One of my happiest travel memories is of a canal barge trip through the Champagne region of France a few years ago. One particular incident stands out.
It was a sunny day and we passengers were gathered on deck, sipping champagne and soaking up sun as the barge glided at a stately pace down the Marne River Canal. The superb weather, the bubbly wine, and the sights and scents of the lush countryside unrolling beside us combined to produce a feeling of euphoria. Suddenly, spontaneously, we all began to sing ''Amazing Grace." The champagne had something to do with it, I suppose, but it was still a magical moment -- and very much a barging experience.
Barge travel appeals to many veteran travelers who like the sociable atmosphere, the easy pace, and the opportunities to explore at leisure. A hotel barge may carry as few as six passengers or as many as 50, but typically takes about a dozen. With so small a group, a strong sense of camaraderie often results. It's nice to see different sights every day but sleep in the same room every night. Also, the all-inclusive price -- food, meals (often eaten family style ), sightseeing, and usually an open bar -- also simplifies budget planning.
There are hotel barges operating in the United States, Canada, Britain, Ireland, and many places in continental Europe, but France traditionally has been the most popular destination for Americans. An average weeklong European barge trip costs about $2,500 per person, but there are sometimes seasonal discounts and bargain packages available. Duxbury-based French Country Waterways (781-934-2454 or 800-222-1236; www.fcwl.com) recently introduced a discount program intended to attract passengers who are mature but somewhat younger than the average canal barge traveler. Passengers celebrating their 50th birthday this year are eligible for a 50 percent discount this spring through fall on sailings of the 18-passenger Esprit and the eight-passenger Liberte, both operating in Burgundy.
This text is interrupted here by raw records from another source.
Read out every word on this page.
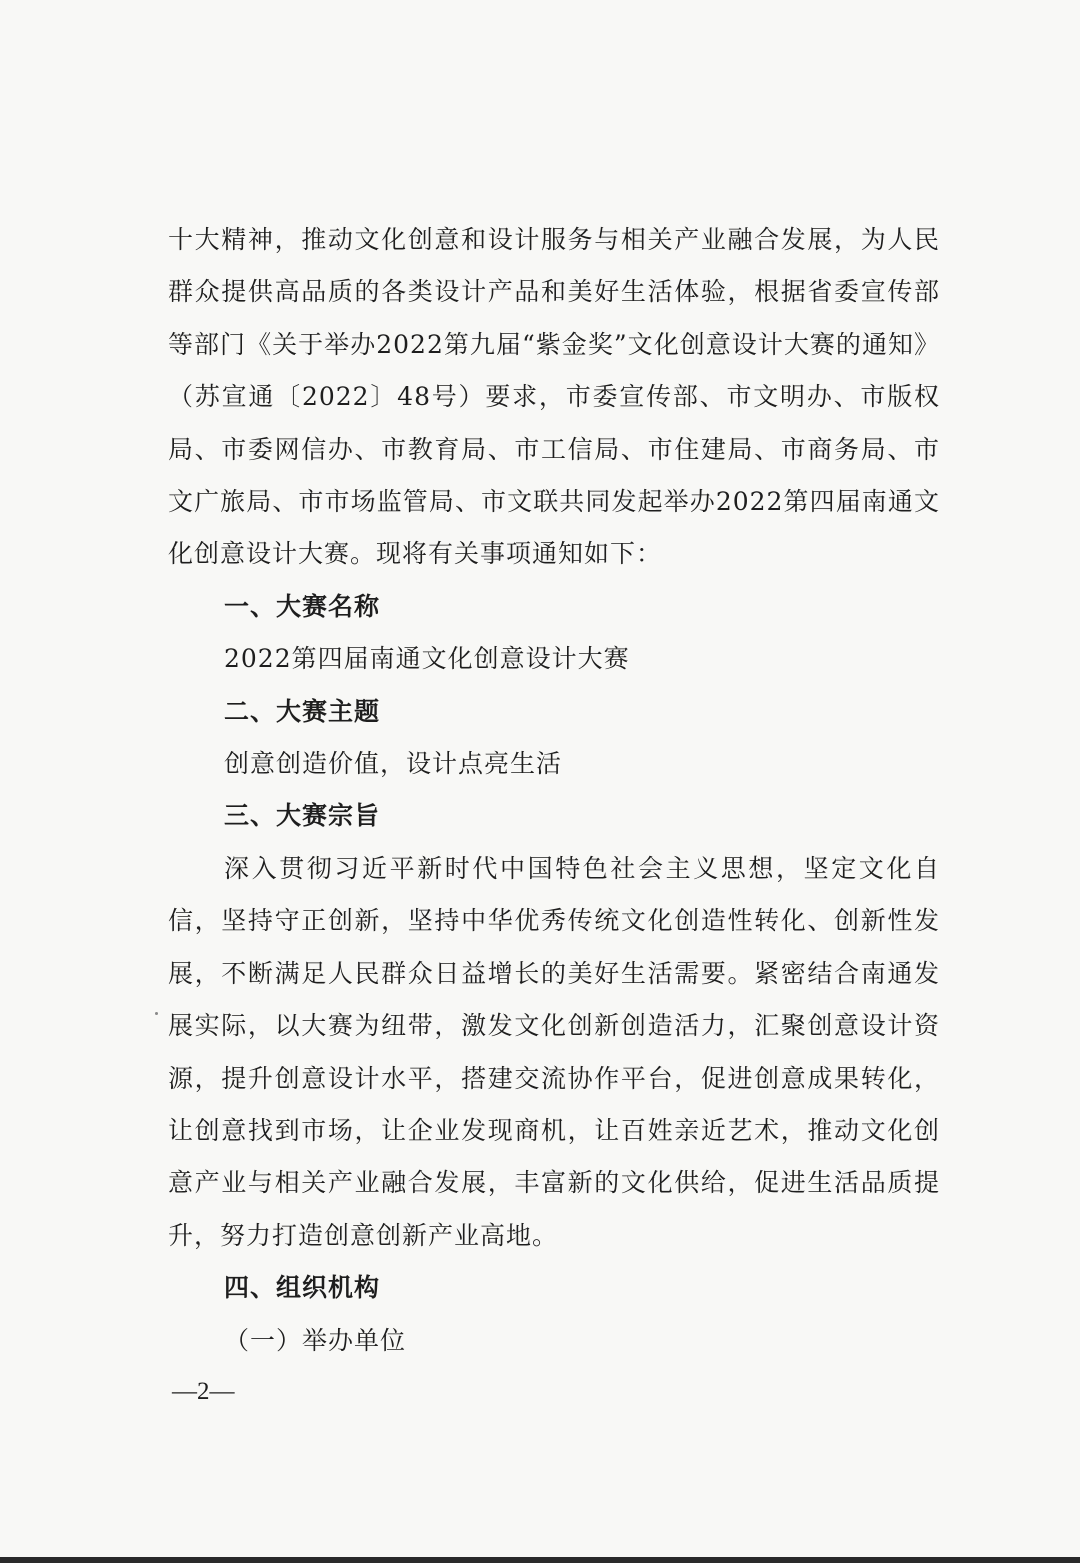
十大精神，推动文化创意和设计服务与相关产业融合发展，为人民群众提供高品质的各类设计产品和美好生活体验，根据省委宣传部等部门《关于举办2022第九届“紫金奖”文化创意设计大赛的通知》（苏宣通〔2022〕48号）要求，市委宣传部、市文明办、市版权局、市委网信办、市教育局、市工信局、市住建局、市商务局、市文广旅局、市市场监管局、市文联共同发起举办2022第四届南通文化创意设计大赛。现将有关事项通知如下：

一、大赛名称

2022第四届南通文化创意设计大赛

二、大赛主题

创意创造价值，设计点亮生活

三、大赛宗旨

深入贯彻习近平新时代中国特色社会主义思想，坚定文化自信，坚持守正创新，坚持中华优秀传统文化创造性转化、创新性发展，不断满足人民群众日益增长的美好生活需要。紧密结合南通发展实际，以大赛为纽带，激发文化创新创造活力，汇聚创意设计资源，提升创意设计水平，搭建交流协作平台，促进创意成果转化，让创意找到市场，让企业发现商机，让百姓亲近艺术，推动文化创意产业与相关产业融合发展，丰富新的文化供给，促进生活品质提升，努力打造创意创新产业高地。

四、组织机构

（一）举办单位

—2—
Six-night cruises on the Esprit cost $3,295-$3,695 double occupancy, and on Liberte, $3,195-$3,595, double occupancy. Birthday celebrants traveling alone also get 50 percent off the $1,195 single supplement.
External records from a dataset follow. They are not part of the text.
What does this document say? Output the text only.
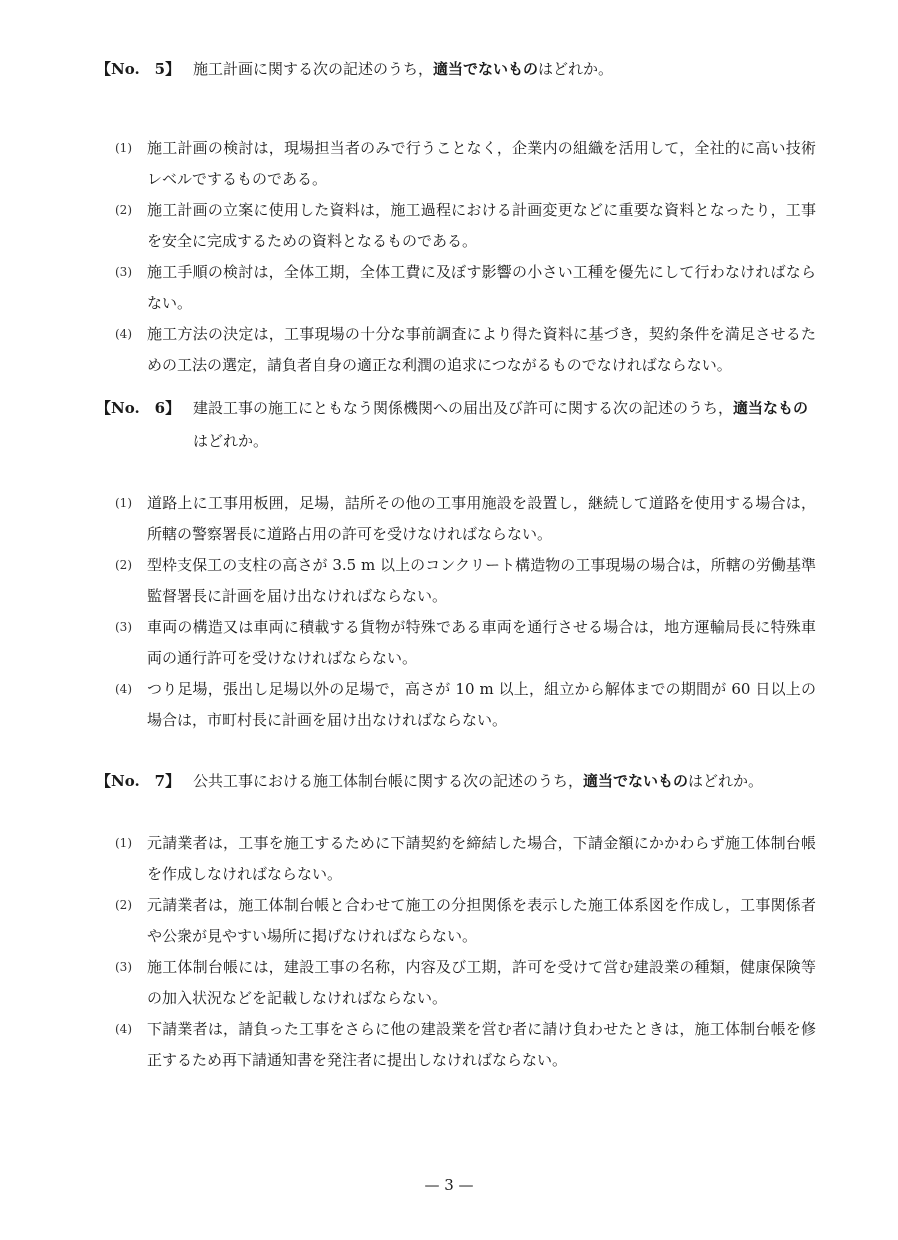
【No.　5】 施工計画に関する次の記述のうち，適当でないものはどれか。
(1) 施工計画の検討は，現場担当者のみで行うことなく，企業内の組織を活用して，全社的に高い技術レベルでするものである。
(2) 施工計画の立案に使用した資料は，施工過程における計画変更などに重要な資料となったり，工事を安全に完成するための資料となるものである。
(3) 施工手順の検討は，全体工期，全体工費に及ぼす影響の小さい工種を優先にして行わなければならない。
(4) 施工方法の決定は，工事現場の十分な事前調査により得た資料に基づき，契約条件を満足させるための工法の選定，請負者自身の適正な利潤の追求につながるものでなければならない。
【No.　6】 建設工事の施工にともなう関係機関への届出及び許可に関する次の記述のうち，適当なものはどれか。
(1) 道路上に工事用板囲，足場，詰所その他の工事用施設を設置し，継続して道路を使用する場合は，所轄の警察署長に道路占用の許可を受けなければならない。
(2) 型枠支保工の支柱の高さが 3.5 m 以上のコンクリート構造物の工事現場の場合は，所轄の労働基準監督署長に計画を届け出なければならない。
(3) 車両の構造又は車両に積載する貨物が特殊である車両を通行させる場合は，地方運輸局長に特殊車両の通行許可を受けなければならない。
(4) つり足場，張出し足場以外の足場で，高さが 10 m 以上，組立から解体までの期間が 60 日以上の場合は，市町村長に計画を届け出なければならない。
【No.　7】 公共工事における施工体制台帳に関する次の記述のうち，適当でないものはどれか。
(1) 元請業者は，工事を施工するために下請契約を締結した場合，下請金額にかかわらず施工体制台帳を作成しなければならない。
(2) 元請業者は，施工体制台帳と合わせて施工の分担関係を表示した施工体系図を作成し，工事関係者や公衆が見やすい場所に掲げなければならない。
(3) 施工体制台帳には，建設工事の名称，内容及び工期，許可を受けて営む建設業の種類，健康保険等の加入状況などを記載しなければならない。
(4) 下請業者は，請負った工事をさらに他の建設業を営む者に請け負わせたときは，施工体制台帳を修正するため再下請通知書を発注者に提出しなければならない。
— 3 —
The company, which also operates barges in the Loire Valley and Champagne region, is also giving discounts of 5 to 60 percent to couples celebrating wedding anniversaries in sequences of five up to the 60th anniversary. Savings range from $164 to $2,877. The cruise taken does not have to coincide with the birthday or anniversary date, but to receive the discount, passengers must submit proof, such as a birth or wedding certificate, that it has occurred or will occur in 2004.
Canal barges usually travel only at three or four miles an hour and make frequent stops at locks and places of interest. So, passengers can get off and walk or bicycle (most barges have bikes available for passenger use) without fear of being left behind. Some barge companies now also offer itineraries tailored specifically to biking and walking.
Continental Waterways (800-676-6613; www.continentalwaterways.com), which operates the largest barge fleet in Europe, is offering a five-night ''Bike and Barge" program in the Upper Loire Valley beginning this month. The cruise includes meals and accommodation aboard the 24-passenger Escargot and daily cycling expeditions (bicycles provided). The Escargot travels the Canal Lateral la Loire through some of the most scenic part of France, chateau country.
Daily cycling tours average 30 miles and vary from flat and easy to challenging hills and slopes. On-board amenities include French cuisine (of course) accompanied by wines from the Loire Valley. The basic cruise price is $995 per person. A package that includes the cruise and a two-night Paris hotel stay is $1,599 There is a $470 single-occupancy supplement.
Hotel barges generally avoid the big rivers, which, as a rule, are trafficked heavily by large vessels. An exception is the Thames above London, particularly the section between Windsor and Oxford where there is little commercial traffic, the scenery is lovely (''Wind in the Willows" country), and there are many charming villages and small towns, plus Windsor Castle, along the banks.
The Wayfarers (800-249-4620; www.thewayfarers.com) is a company specializing in walking tours, mostly in Great Britain but also in continental Europe, New Zealand, and the United States. One of its British tours, ''The Royal River, River Thames" combines a barge trip between Windsor and Oxford with ''gentle walking" beside the river.
The barge is the Actief, a 100-foot-long vessel built in the Netherlands in 1907 and converted into a deluxe hotel barge in 1976. It can accommodate as many as 11 people in three suites, two twin staterooms and a single cabin. The six-night, Sunday to Saturday cruise starts at $2,790. The walks average four or five miles a day, mostly along flat riverbank or wooded valley trails. Highlights include a stroll to Windsor Castle, a stop at the 12th-century Ye Olde Bell (which claims to be the oldest pub in England), and a visit to Dragon Hill, where St. George reputedly slew the dragon.